Investment

Royal Mail, GLS need big investments soon, billionaire suitor Kretinsky says

By Jan Lopatka, Jason Hovet and Anousha Sakoui

PRAGUE (Reuters) -Royal Mail and its sister business GLS need sizable, almost immediate investments to defend market share and face shifting market trends, Czech billionaire Daniel Kretinsky told Reuters on Wednesday after the group’s owner agreed to a 3.57 billion pound ($4.55 billion) takeover.

“It is important for logistics companies not to miss this out-of-home delivery wave, which means they need to be ready to invest now,” Kretinsky said.

“We believe that if the group doesn’t respond properly on the out of the home solutions it may have a detrimental impact on its market share. And specifically in the UK, any shrinkage of the market share would be fatal.”

The offer valued International Distributions Services, owner of Royal Mail and international parcel service GLS, at 370 pence per share.

Kretinsky, IDS’ biggest shareholder with a 27.6% stake, said the acquisition fit with his EP Group’s strategy aimed at logistics as one of its core focus areas.

“It is a moment when the European postal market is once again evolving,” he said.

“It will be probably the next two to three years to come which will decide what company will play what role in the out-of-home delivery solutions,” he said referring to delivery lockers and pick-up spots.

Royal Mail, whose iconic red post boxes with the Royal crest dot the country, has struggled with labour strikes, competition and loss of market share.

Kretinsky, in a rare interview done online from a car while in Paris, said that taking over the company would allow management to focus on longer-term strategy better than as a public company.

He said about 20,000 parcel boxes for package deliveries in Britain would require investment of 350-400 million pounds ($508.44 million) for Royal mail, and GLS needed about the same.

“We will encourage the management, give permission to management to implement very quickly such a rollout,” he said.

It could be financed from internal sources and, if needed, Kretinsky’s parent group’s free cash flow generation of 2-3 billion euros per year, he said.

Kretinsky holds majority of the EP Group, which is bidding for IDS with long-term co-investor J&T Capital Partners.

UK Finance Minister Jeremy Hunt has said any takeover bid for Royal Mail would be subject to “normal” national security scrutiny but not be opposed in principle.

Kretinsky said he wanted to seek ways to allow British citizens to invest into Royal Mail in the future even if it is taken private.

Kretinsky, whose net worth is valued at $9.4 billion by Forbes, said GLS had the potential to grow its market share and Kretinsky’s group would also look whether further acquisitions on continental Europe might make sense.
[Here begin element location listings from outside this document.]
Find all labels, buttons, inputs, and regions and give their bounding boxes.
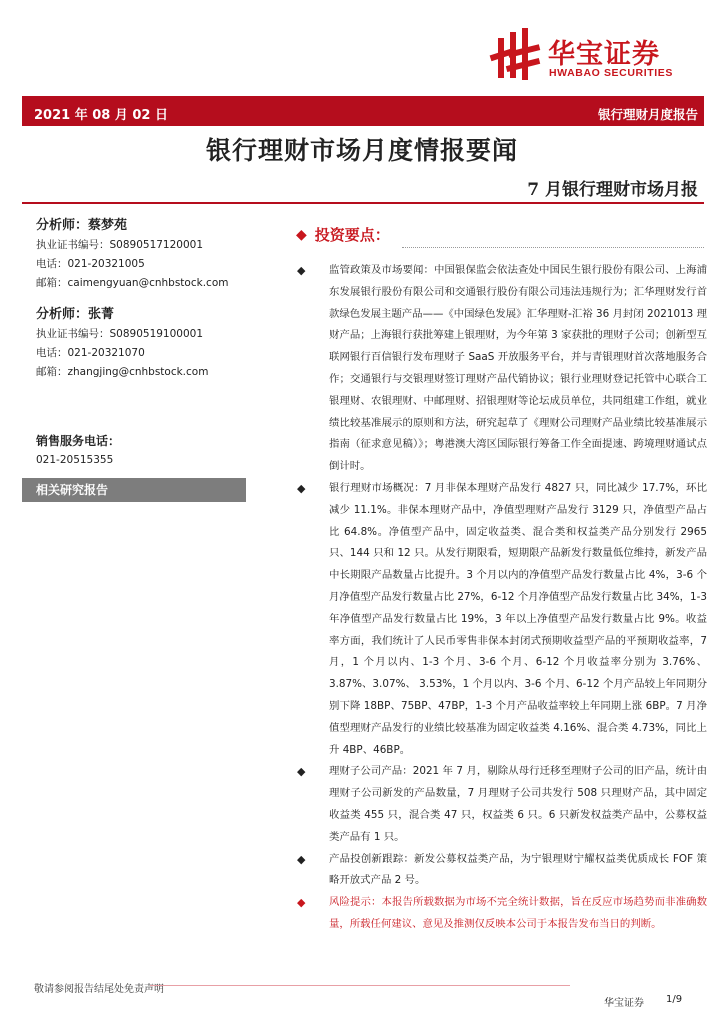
risk-warning-item [297, 892, 707, 936]
sales-service-phone: 021-20515355 [36, 454, 114, 466]
related-research-tab[interactable]: 相关研究报告 [22, 478, 246, 502]
investment-points [297, 260, 707, 936]
heading-divider [402, 247, 704, 248]
page-title: 银行理财市场月度情报要闻 [205, 136, 518, 165]
analyst-block [36, 216, 256, 293]
footer-company: 华宝证券 [604, 998, 644, 1009]
report-type-label: 银行理财月度报告 [597, 107, 698, 122]
analyst-heading [36, 305, 256, 324]
bullet-diamond-icon: ◆ [297, 852, 306, 866]
analyst-name: 张菁 [88, 307, 115, 322]
report-date: 2021 年 08 月 02 日 [34, 108, 168, 123]
analyst-license: 执业证书编号：S0890517120001 [36, 239, 204, 251]
bullet-text: 银行理财市场概况：7 月非保本理财产品发行 4827 只，同比减少 17.7%，环比减少 11.1%。非保本理财产品中，净值型理财产品发行 3129 只，净值型产品占比 64.8%。净值型产品中，固定收益类、混合类和权益类产品分别发行 2965 只、144 只和 12 只。从发行期限看，短期限产品新发行数量低位维持，新发产品中长期限产品数量占比提升。3 个月以内的净值型产品发行数量占比 4%，3-6 个月净值型产品发行数量占比 27%，6-12 个月净值型产品发行数量占比 34%，1-3 年净值型产品发行数量占比 19%，3 年以上净值型产品发行数量占比 9%。收益率方面，我们统计了人民币零售非保本封闭式预期收益型产品的平预期收益率，7 月，1 个月以内、1-3 个月、3-6 个月、6-12 个月收益率分别为 3.76%、3.87%、3.07%、 3.53%，1 个月以内、3-6 个月、6-12 个月产品较上年同期分别下降 18BP、75BP、47BP，1-3 个月产品收益率较上年同期上涨 6BP。7 月净值型理财产品发行的业绩比较基准为固定收益类 4.16%、混合类 4.73%，同比上升 4BP、46BP。 [329, 481, 707, 756]
list-item [297, 478, 707, 761]
logo-mark-icon [488, 28, 544, 82]
analyst-name: 蔡梦苑 [88, 218, 128, 233]
bullet-diamond-icon: ◆ [297, 896, 306, 910]
analyst-heading [36, 216, 256, 235]
bullet-text: 监管政策及市场要闻：中国银保监会依法查处中国民生银行股份有限公司、上海浦东发展银行股份有限公司和交通银行股份有限公司违法违规行为；汇华理财发行首款绿色发展主题产品——《中国绿色发展》汇华理财-汇裕 36 月封闭 2021013 理财产品；上海银行获批筹建上银理财，为今年第 3 家获批的理财子公司；创新型互联网银行百信银行发布理财子 SaaS 开放服务平台，并与青银理财首次落地服务合作；交通银行与交银理财签订理财产品代销协议；银行业理财登记托管中心联合工银理财、农银理财、中邮理财、招银理财等论坛成员单位，共同组建工作组，就业绩比较基准展示的原则和方法，研究起草了《理财公司理财产品业绩比较基准展示指南（征求意见稿）》；粤港澳大湾区国际银行筹备工作全面提速、跨境理财通试点倒计时。 [329, 264, 707, 473]
analyst-license: 执业证书编号：S0890519100001 [36, 328, 204, 340]
sales-service-heading: 销售服务电话： [36, 434, 121, 448]
company-logo [488, 28, 698, 82]
analyst-block [36, 305, 256, 382]
diamond-icon: ◆ [296, 226, 307, 243]
analyst-panel [36, 216, 256, 470]
page-subtitle: 7 月银行理财市场月报 [527, 180, 698, 200]
analyst-phone: 电话：021-20321070 [36, 347, 145, 359]
page-number: 1/9 [666, 994, 683, 1005]
title-divider [22, 202, 704, 204]
logo-english-name: HWABAO SECURITIES [549, 67, 673, 79]
analyst-label: 分析师： [36, 307, 89, 322]
investment-heading: 投资要点： [314, 226, 390, 244]
analyst-email[interactable]: 邮箱：caimengyuan@cnhbstock.com [36, 277, 229, 289]
list-item [297, 849, 707, 893]
investment-heading-row [296, 224, 708, 245]
analyst-phone: 电话：021-20321005 [36, 258, 145, 270]
analyst-label: 分析师： [36, 218, 89, 233]
bullet-text: 理财子公司产品：2021 年 7 月，剔除从母行迁移至理财子公司的旧产品，统计由理财子公司新发的产品数量，7 月理财子公司共发行 508 只理财产品，其中固定收益类 455 只，混合类 47 只，权益类 6 只。6 只新发权益类产品中，公募权益类产品有 1 只。 [329, 765, 707, 843]
logo-chinese-name: 华宝证券 [548, 39, 660, 70]
risk-warning-text: 风险提示：本报告所载数据为市场不完全统计数据，旨在反应市场趋势而非准确数量，所载任何建议、意见及推测仅反映本公司于本报告发布当日的判断。 [329, 896, 707, 930]
list-item [297, 761, 707, 848]
disclaimer-note: 敬请参阅报告结尾处免责声明 [34, 984, 164, 995]
bullet-diamond-icon: ◆ [297, 481, 306, 495]
analyst-email[interactable]: 邮箱：zhangjing@cnhbstock.com [36, 366, 209, 378]
bullet-text: 产品投创新跟踪：新发公募权益类产品，为宁银理财宁耀权益类优质成长 FOF 策略开放式产品 2 号。 [329, 852, 707, 887]
bullet-diamond-icon: ◆ [297, 765, 306, 779]
bullet-diamond-icon: ◆ [297, 264, 306, 277]
list-item [297, 260, 707, 478]
footer-divider [150, 985, 570, 986]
GLS would be the logical platform for any such acquisitions, he said.

Kretinsky has made a fortune in investing into European coal power plants before taking on greener energy assets, and branching out into other sectors.
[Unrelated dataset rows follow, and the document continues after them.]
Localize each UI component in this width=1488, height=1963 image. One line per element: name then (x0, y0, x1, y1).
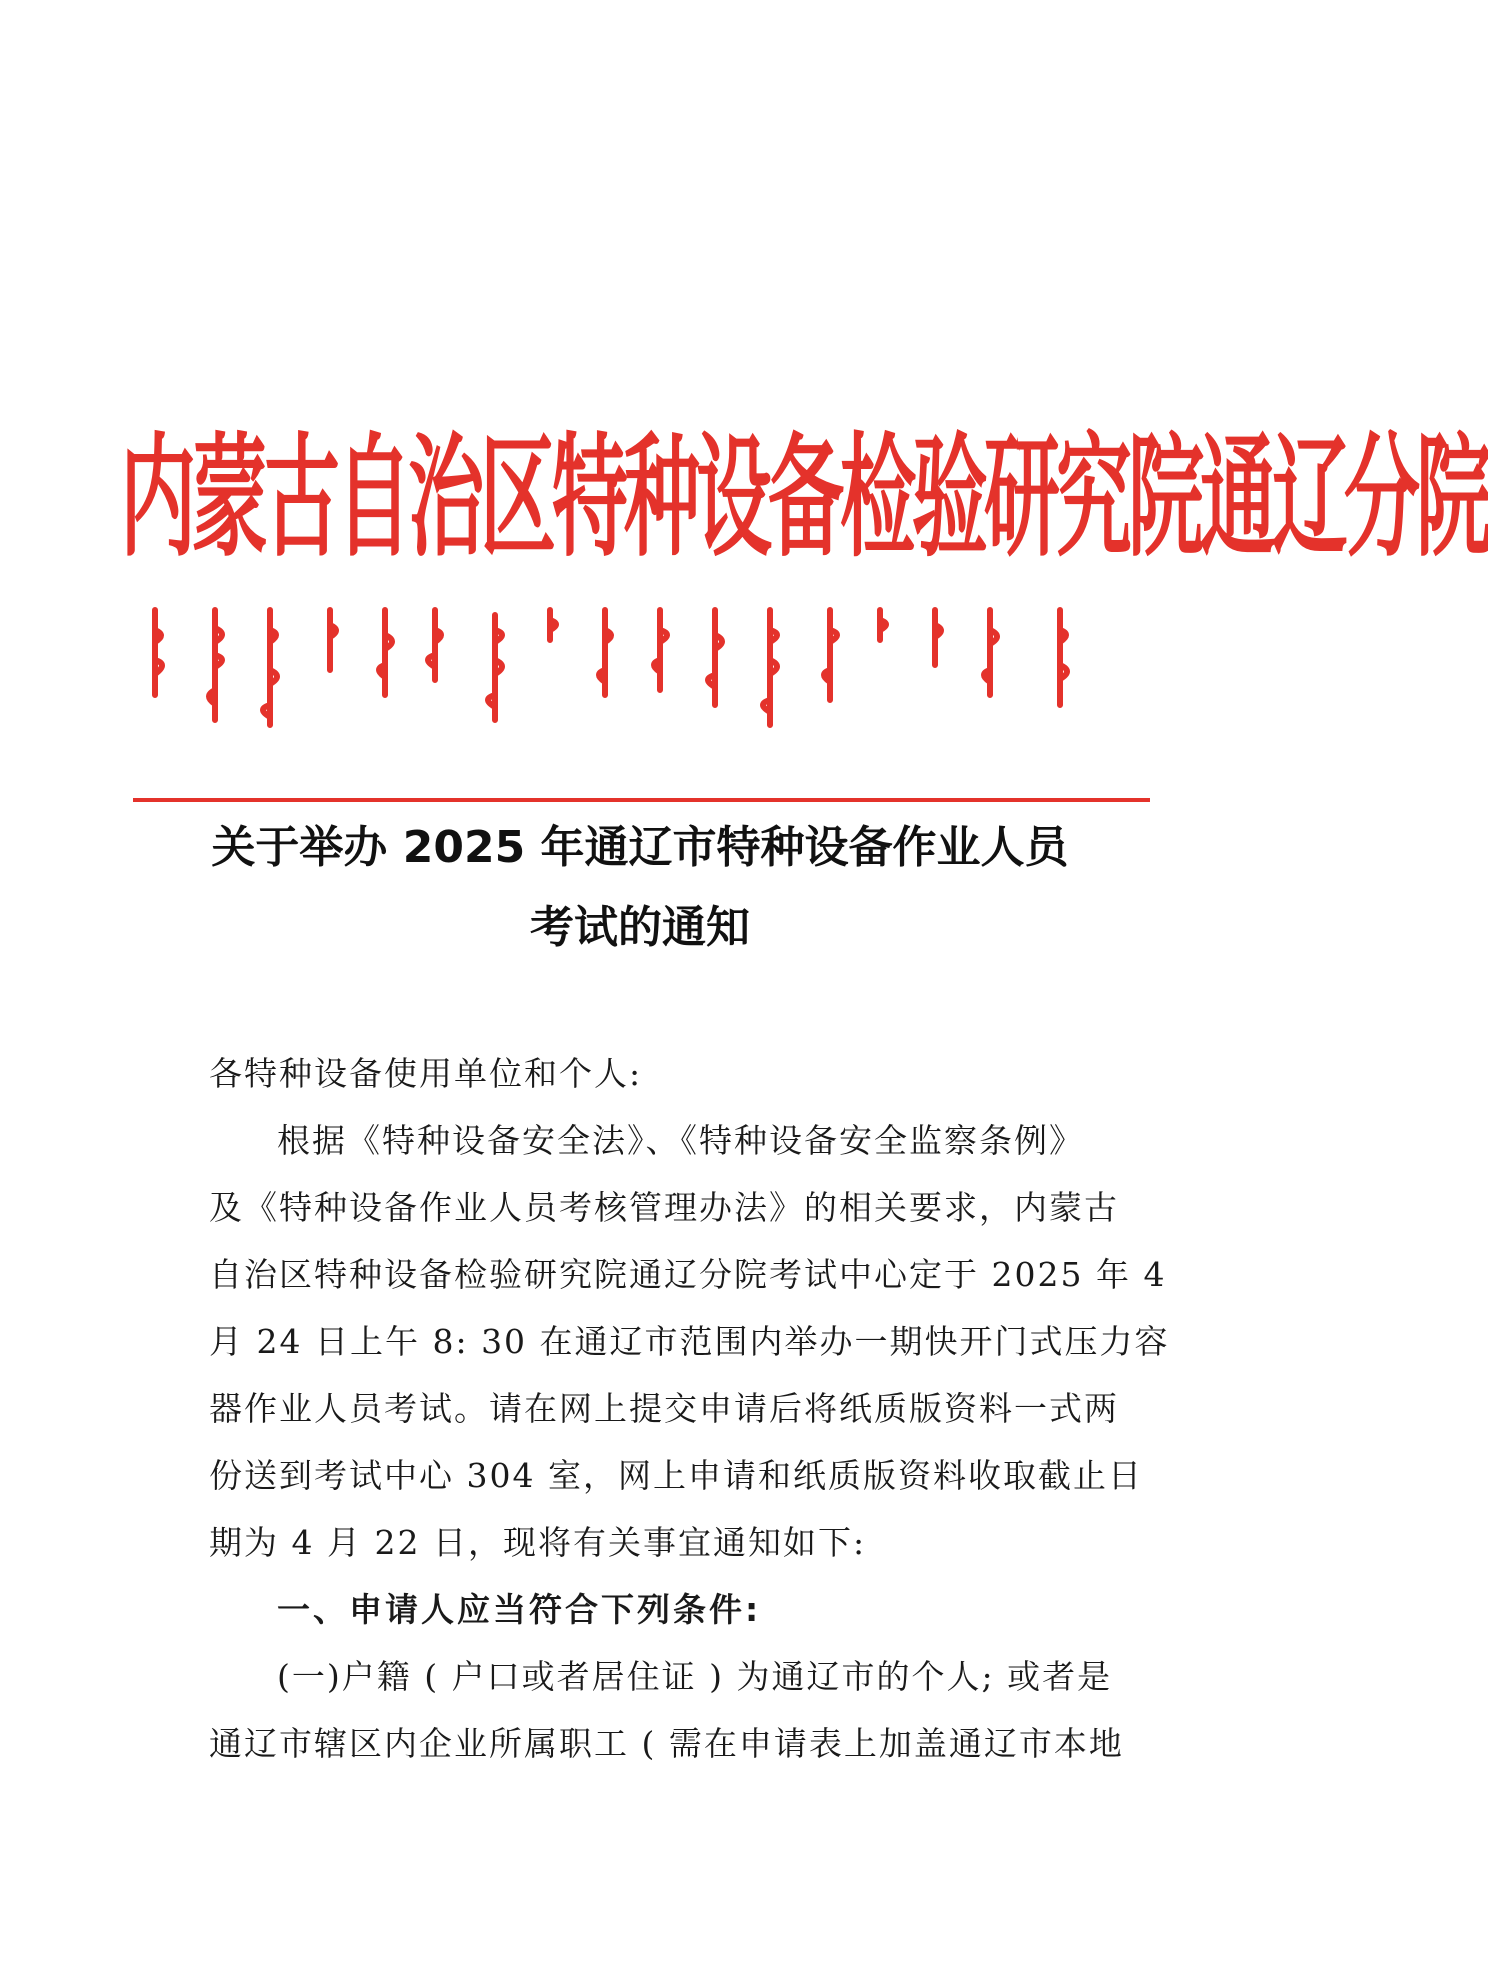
paragraph1-line: 及《特种设备作业人员考核管理办法》的相关要求，内蒙古 (209, 1188, 1119, 1227)
paragraph1-line: 自治区特种设备检验研究院通辽分院考试中心定于 2025 年 4 (209, 1255, 1167, 1294)
notice-title-line-2: 考试的通知 (530, 902, 750, 953)
mongolian-script-icon (130, 600, 1150, 730)
notice-body (209, 1040, 1170, 1777)
item1-line: (一)户籍 ( 户口或者居住证 ) 为通辽市的个人; 或者是 (277, 1657, 1113, 1696)
letterhead-red-rule (133, 798, 1150, 802)
notice-title-line-1: 关于举办 2025 年通辽市特种设备作业人员 (211, 822, 1069, 873)
paragraph1-line: 月 24 日上午 8: 30 在通辽市范围内举办一期快开门式压力容 (209, 1322, 1170, 1361)
section1-heading: 一、申请人应当符合下列条件: (277, 1590, 762, 1629)
notice-title (160, 808, 1120, 968)
item1-line: 通辽市辖区内企业所属职工 ( 需在申请表上加盖通辽市本地 (209, 1724, 1124, 1763)
paragraph1-line: 器作业人员考试。请在网上提交申请后将纸质版资料一式两 (209, 1389, 1119, 1428)
paragraph1-line: 期为 4 月 22 日，现将有关事宜通知如下: (209, 1523, 867, 1562)
paragraph1-line: 根据《特种设备安全法》、《特种设备安全监察条例》 (277, 1121, 1084, 1160)
salutation: 各特种设备使用单位和个人: (209, 1054, 643, 1093)
letterhead-org-name: 内蒙古自治区特种设备检验研究院通辽分院 (120, 419, 1488, 575)
paragraph1-line: 份送到考试中心 304 室，网上申请和纸质版资料收取截止日 (209, 1456, 1143, 1495)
While energy remains important, he has said that key development areas were retail, where he has taken a large stake in German retailer Metro or took over France’s Casino. In logistics, he also holds a 29.9% stake in Dutch PostNL.

He has also taken stakes in media and just last month agreed to take 20% in Thyssenkrupp’s steel business – an energy-intensive business Kretinsky sees as an opportunity given his power production holdings across Europe.

Kretinsky also told Reuters he had no plans to make an offer to take over retailer Sainsbury’s, where his group holds 10%.